My Lords, I remind Members of the House of my previous service in senior positions in a number of police forces in this country. The report in the newspapers this morning will fill all of us with concern—indeed, dismay. The findings of the inspectorate report are horrific. There will be many factors behind this, but I ask a question on one factor only: the need for staff training to develop leadership. The Home Office disbanded the Staff College—and this is nothing to do with the College of Policing—some 12 years ago. It was not re-established, and it badly needs to be so. Do His Majesty’s Government have any plans to re-establish the Staff College?
My Lords, in his first Prime Minister’s Questions last week, Rishi Sunak chose to close the session by bragging and baiting the leader of the Opposition—to braying from the Tory Benches—saying that there are 15,000 new police officers on our streets. When he did so, how much did he know about the scale and nature of this—that hundreds, perhaps thousands of those people may have passed through flawed vetting processes?

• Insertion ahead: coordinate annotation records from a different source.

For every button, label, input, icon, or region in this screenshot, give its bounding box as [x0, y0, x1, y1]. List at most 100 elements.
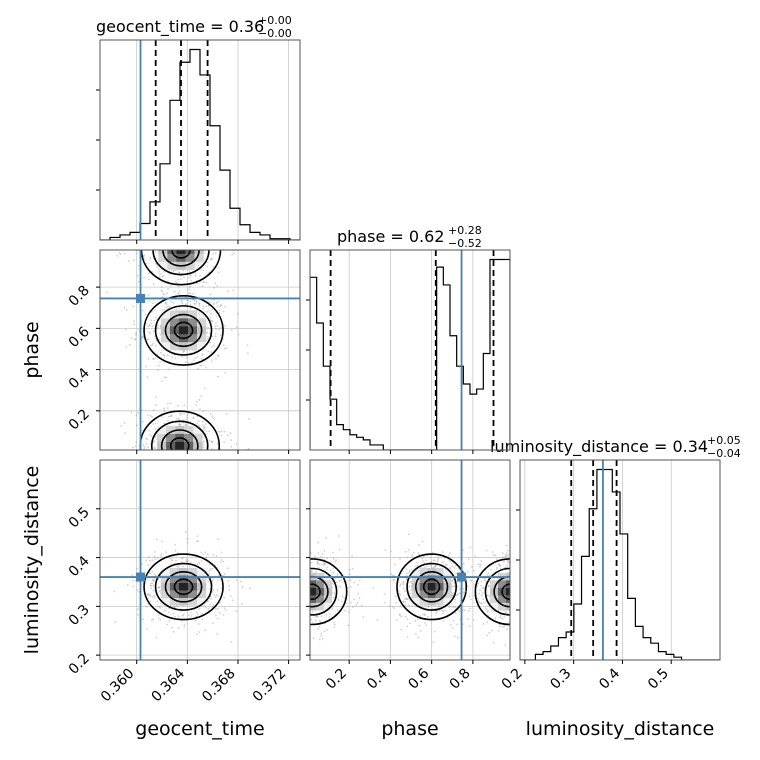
density-cell — [158, 238, 167, 246]
sample-point — [293, 597, 295, 599]
y-tick-label: 0.5 — [66, 504, 93, 531]
sample-point — [399, 593, 402, 596]
sample-point — [218, 237, 220, 239]
y-tick-label: 0.3 — [66, 602, 93, 629]
sample-point — [209, 603, 212, 606]
sample-point — [197, 223, 199, 225]
sample-point — [167, 455, 169, 457]
sample-point — [215, 614, 217, 617]
density-cell — [443, 598, 452, 606]
sample-point — [225, 413, 228, 415]
sample-point — [198, 221, 200, 223]
sample-point — [533, 616, 535, 618]
sample-point — [177, 293, 180, 296]
sample-point — [444, 609, 447, 612]
sample-point — [227, 290, 230, 292]
sample-point — [334, 560, 336, 563]
sample-point — [182, 219, 184, 221]
sample-point — [149, 344, 152, 347]
sample-point — [193, 232, 195, 234]
sample-point — [517, 624, 519, 626]
sample-point — [358, 597, 361, 599]
sample-point — [180, 557, 183, 560]
sample-point — [173, 479, 175, 481]
sample-point — [200, 471, 202, 473]
sample-point — [148, 331, 151, 334]
sample-point — [350, 586, 352, 588]
sample-point — [404, 615, 407, 618]
density-cell — [194, 261, 204, 270]
sample-point — [201, 353, 204, 356]
sample-point — [153, 440, 156, 443]
sample-point — [347, 624, 350, 627]
sample-point — [168, 245, 170, 247]
sample-point — [143, 445, 146, 448]
sample-point — [486, 621, 489, 624]
sample-point — [174, 549, 177, 552]
sample-point — [527, 583, 529, 585]
sample-point — [530, 625, 532, 627]
sample-point — [320, 634, 323, 637]
sample-point — [137, 280, 140, 283]
sample-point — [217, 243, 219, 245]
sample-point — [182, 470, 184, 472]
sample-point — [126, 464, 128, 466]
sample-point — [144, 235, 146, 237]
sample-point — [203, 237, 205, 239]
sample-point — [203, 280, 206, 283]
sample-point — [161, 245, 163, 247]
sample-point — [146, 593, 149, 595]
sample-point — [153, 594, 156, 597]
density-cell — [160, 590, 171, 599]
sample-point — [214, 596, 217, 599]
density-cell — [175, 441, 185, 450]
sample-point — [486, 594, 489, 597]
sample-point — [191, 225, 193, 227]
sample-point — [294, 631, 296, 633]
sample-point — [194, 465, 196, 467]
sample-point — [480, 602, 483, 605]
density-cell — [167, 230, 176, 238]
sample-point — [525, 554, 527, 556]
sample-point — [182, 269, 185, 272]
sample-point — [432, 566, 435, 569]
sample-point — [203, 230, 205, 232]
sample-point — [176, 246, 178, 248]
density-cell — [490, 602, 499, 611]
sample-point — [235, 579, 238, 582]
sample-point — [197, 623, 200, 625]
sample-point — [477, 600, 480, 603]
sample-point — [198, 245, 200, 247]
sample-point — [328, 613, 331, 615]
sample-point — [421, 557, 424, 560]
density-cell — [178, 583, 189, 591]
sample-point — [301, 605, 303, 607]
sample-point — [170, 246, 172, 248]
sample-point — [168, 455, 170, 457]
sample-point — [190, 362, 193, 364]
sample-point — [177, 452, 179, 454]
sample-point — [201, 613, 204, 615]
sample-point — [451, 565, 454, 568]
sample-point — [406, 625, 409, 628]
sample-point — [169, 235, 171, 237]
sample-point — [219, 326, 222, 329]
sample-point — [419, 630, 422, 632]
sample-point — [202, 426, 205, 428]
sample-point — [198, 304, 201, 307]
density-cell — [419, 598, 428, 606]
sample-point — [451, 595, 454, 597]
sample-point — [483, 602, 486, 604]
sample-point — [189, 276, 191, 279]
sample-point — [522, 582, 524, 584]
sample-point — [507, 561, 510, 564]
sample-point — [527, 605, 529, 607]
density-cell — [498, 602, 507, 611]
sample-point — [295, 567, 297, 569]
sample-point — [537, 563, 539, 565]
sample-point — [412, 551, 415, 554]
sample-point — [211, 415, 214, 418]
sample-point — [372, 587, 375, 590]
sample-point — [284, 621, 286, 623]
sample-point — [174, 225, 176, 227]
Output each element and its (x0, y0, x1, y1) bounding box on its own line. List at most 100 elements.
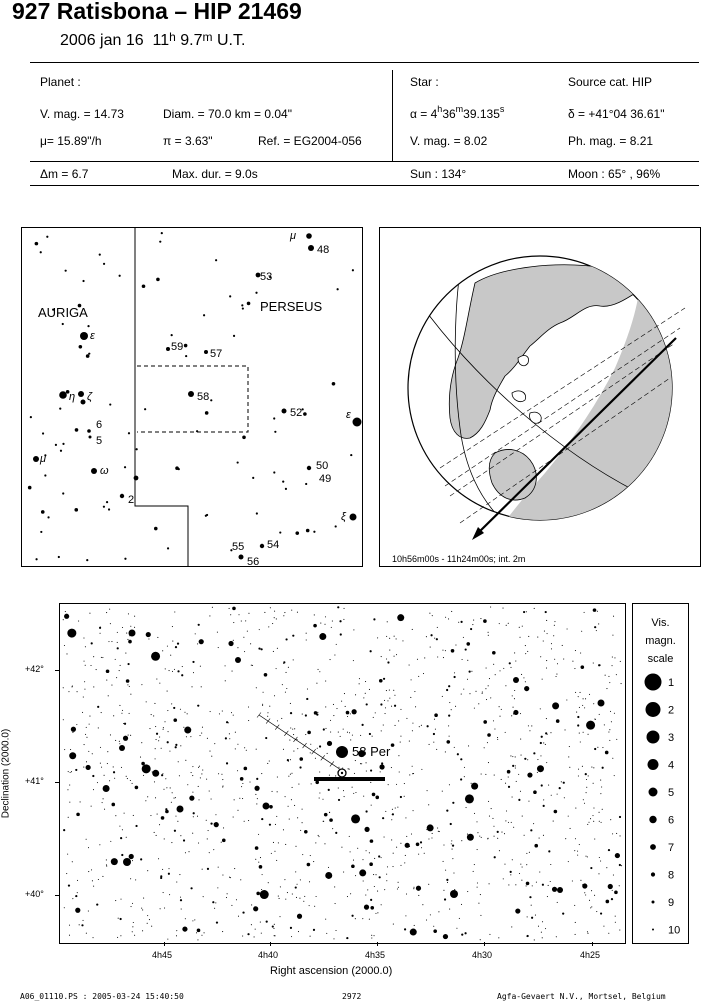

As my noble friend will be aware, and as we debated extensively earlier this week, police and crime commissioners, along with chief constables, are responsible for setting out individual forces’ ways of dealing with and performing on these matters.
I ask the Minister gently about the decision to get rid of police officers during the first eight years or so, from 2010 onwards. Now that the Government have changed their policy, there is a need to get a lot of police officers in as quickly as possible in order to tackle crime. Does the Minister not think that those early decisions, in Budget after Budget, to take money away from police recruitment were terrible mistakes?